THE fourth National Development Plan (NDP4), which expired in 2017, identified some challenges relating to planning and implementation. Planning and implementation were identified as being at the core of the challenges we are facing with respect to national development programmes. The problem we encounter with planning is that today’s environment is characterised by rapid change.

As a result, to our amazement, we sometimes find that our plans become useless in the face of such rapid change. Moreover, in some cases the plans we craft do not help us resolve the problems they are designed to address. Consequently, I argue that we need to do more than monitoring and evaluation: we need a paradigm shift in terms of planning towards more dynamic processes, as suggested by the Vision 2030 policy.

The Vision 2030 policy makes it unequivocally clear that change in terms of planning is necessary. We only need to interpret the said policy correctly and start questioning the assumptions underpinning the current models of planning we employ.

The current practice is such that we plan and then implement the plans. The theory-in-use seems to be that you can generate all the insights during the planning stage. Once you have the required insights what is left is implementation. It can be inferred from such actions that the underlying assumption seems to be rooted in the view of a static and objective world.

I argue that such a perspective is flawed. No matter how hard you try, you cannot anticipate social situations one hundred percent, as if they were governed by natural laws. Economists know this better. Over the years they have attempted to make predictions, without much success.

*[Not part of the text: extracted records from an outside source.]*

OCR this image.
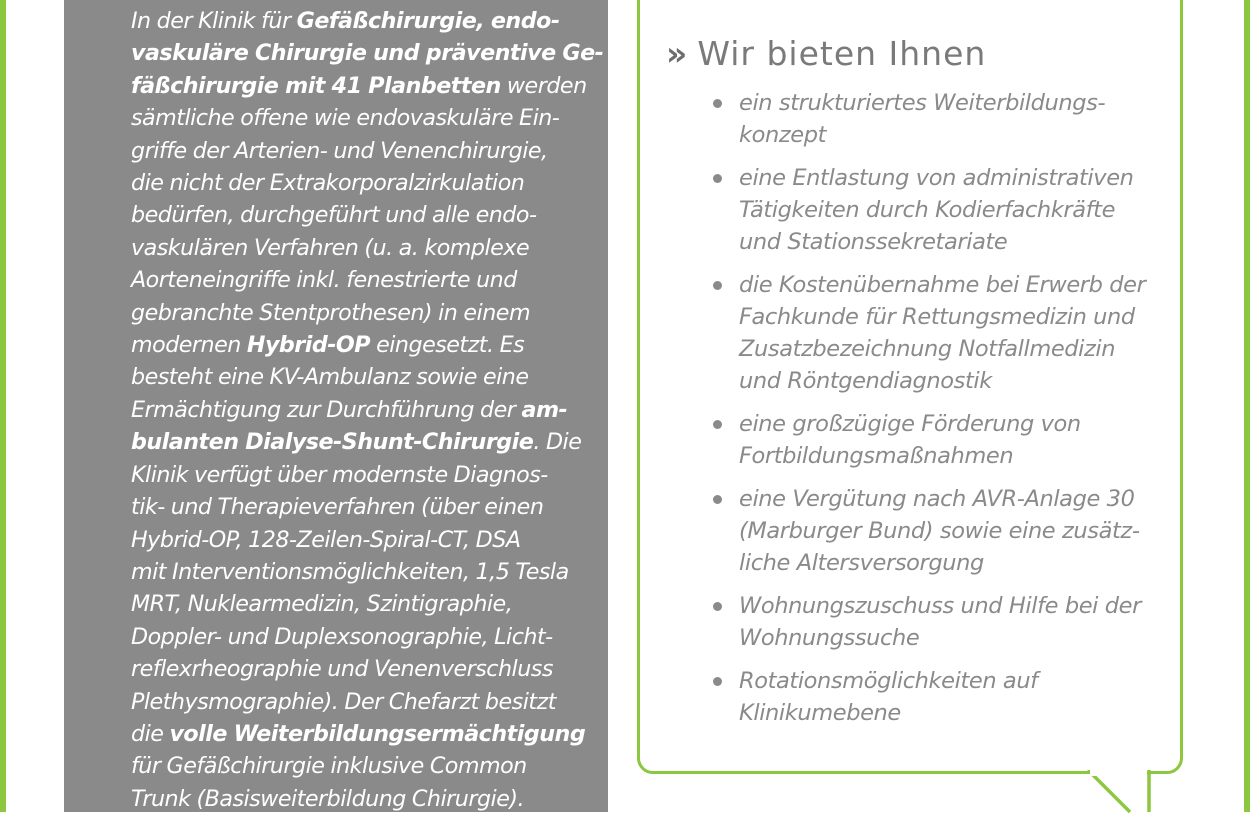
In der Klinik für Gefäßchirurgie, endo-
vaskuläre Chirurgie und präventive Ge-
fäßchirurgie mit 41 Planbetten werden
sämtliche offene wie endovaskuläre Ein-
griffe der Arterien- und Venenchirurgie,
die nicht der Extrakorporalzirkulation
bedürfen, durchgeführt und alle endo-
vaskulären Verfahren (u. a. komplexe
Aorteneingriffe inkl. fenestrierte und
gebranchte Stentprothesen) in einem
modernen Hybrid-OP eingesetzt. Es
besteht eine KV-Ambulanz sowie eine
Ermächtigung zur Durchführung der am-
bulanten Dialyse-Shunt-Chirurgie. Die
Klinik verfügt über modernste Diagnos-
tik- und Therapieverfahren (über einen
Hybrid-OP, 128-Zeilen-Spiral-CT, DSA
mit Interventionsmöglichkeiten, 1,5 Tesla
MRT, Nuklearmedizin, Szintigraphie,
Doppler- und Duplexsonographie, Licht-
reflexrheographie und Venenverschluss
Plethysmographie). Der Chefarzt besitzt
die volle Weiterbildungsermächtigung
für Gefäßchirurgie inklusive Common
Trunk (Basisweiterbildung Chirurgie).
» Wir bieten Ihnen
ein strukturiertes Weiterbildungs-
konzept
eine Entlastung von administrativen
Tätigkeiten durch Kodierfachkräfte
und Stationssekretariate
die Kostenübernahme bei Erwerb der
Fachkunde für Rettungsmedizin und
Zusatzbezeichnung Notfallmedizin
und Röntgendiagnostik
eine großzügige Förderung von
Fortbildungsmaßnahmen
eine Vergütung nach AVR-Anlage 30
(Marburger Bund) sowie eine zusätz-
liche Altersversorgung
Wohnungszuschuss und Hilfe bei der
Wohnungssuche
Rotationsmöglichkeiten auf
Klinikumebene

Hence, it is the contention of this paper that planners need to create room for learning-in-action, in situ and create platforms for insights generated in action to be brought to bear on the plans by revising the plans in a dynamic process that, to a certain extent, would fuse planning with implementation, which is what the Vision 2030 document is exhorting us to do when it states that:

Achieving Vision 2030 requires a paradigm shift from sector development to integrated approaches through strategic partnerships. This means that some structural changes may be required, as well as innovative thinking … to move away from developing and implementing a fixed plan, which gets increasingly out of date … towards operating an adaptive, dynamic system or process, not a plan.

However, such a shift regarding planning and implementation as learning, would require changed mindsets, i.e. learning, resulting partly from a new understanding of knowledge and social reality: there is need to accept that some knowledge is generated in action, in the stream of activity during practice, as reality unfolds.

This means that when we are planning we do not have a full picture of the issues we intend to address. Therefore, the need to adopt a learning approach. Of course one can have some information, but we should be prepared to learn more about whatever we are implementing during practice.

Further, planners should be adept at using the insights situated in action to reshape our plans to bridge the gap between what is in the plan and situated reality of the market.

The argument I am advancing in this piece is that we should embrace new perspectives that see critical knowing as generated in action, during implementation. This is necessary as it would enable us, for example, to adjust our plans as we learn more about the unfolding social phenomena instead of waiting for the monitoring and evaluation stage or reviews which take place at designated intervals.

In projects, this means that plans would only be used to initiate projects but some of the critical insights would be generated in action: we would not start out with complete knowledge. We adjust as we go, mid-flight, so to speak, as suggested by the Vision 2030 policy.

The latter advocates the adoption of such a perspective in terms of planning. Insights generated, representing new knowledge, during implementation should be fed back into the process, merging planning with execution, thus marrying theory and practice.        

The planning as learning perspective is analogous to the interpretative research paradigm in which the researcher does not start with a final plan, like in the quantitative paradigm. In the planning approach I’m advocating, planning can be viewed as being in the interpretative research camp.

Moreover, according to this school of thought, there are multiple realities. Hence, the entire process is flexible, providing room for interpretations of the unfolding situation and adjustment during the implementation process as new understanding is gained and is used to inform the plan, as part of the new knowledge that is generated in action.

The current models of planning are underpinned by flawed assumptions about knowledge and by extension, social reality. They are rooted in perspectives that neglect knowledge that is generated in action, which is critical to human performance.

Moreover, those models assume that when a plan is formulated what is left is implementation and monitoring and evaluation at fixed points. They do not see implementation as experimentation, learning as social reality unfolds, representing learning in practice. We should move away from such perspectives and congruent with Vision 2030 adopt more dynamic processes that view planning as learning.

*Dr Metusalem Nakale is the Manager for Research and Capacity Evaluation at the Namibia Institute of Public Administration and Management. His research interests are in the absorption and integration of external knowledge within organisations as well as the generation and application of tacit knowledge.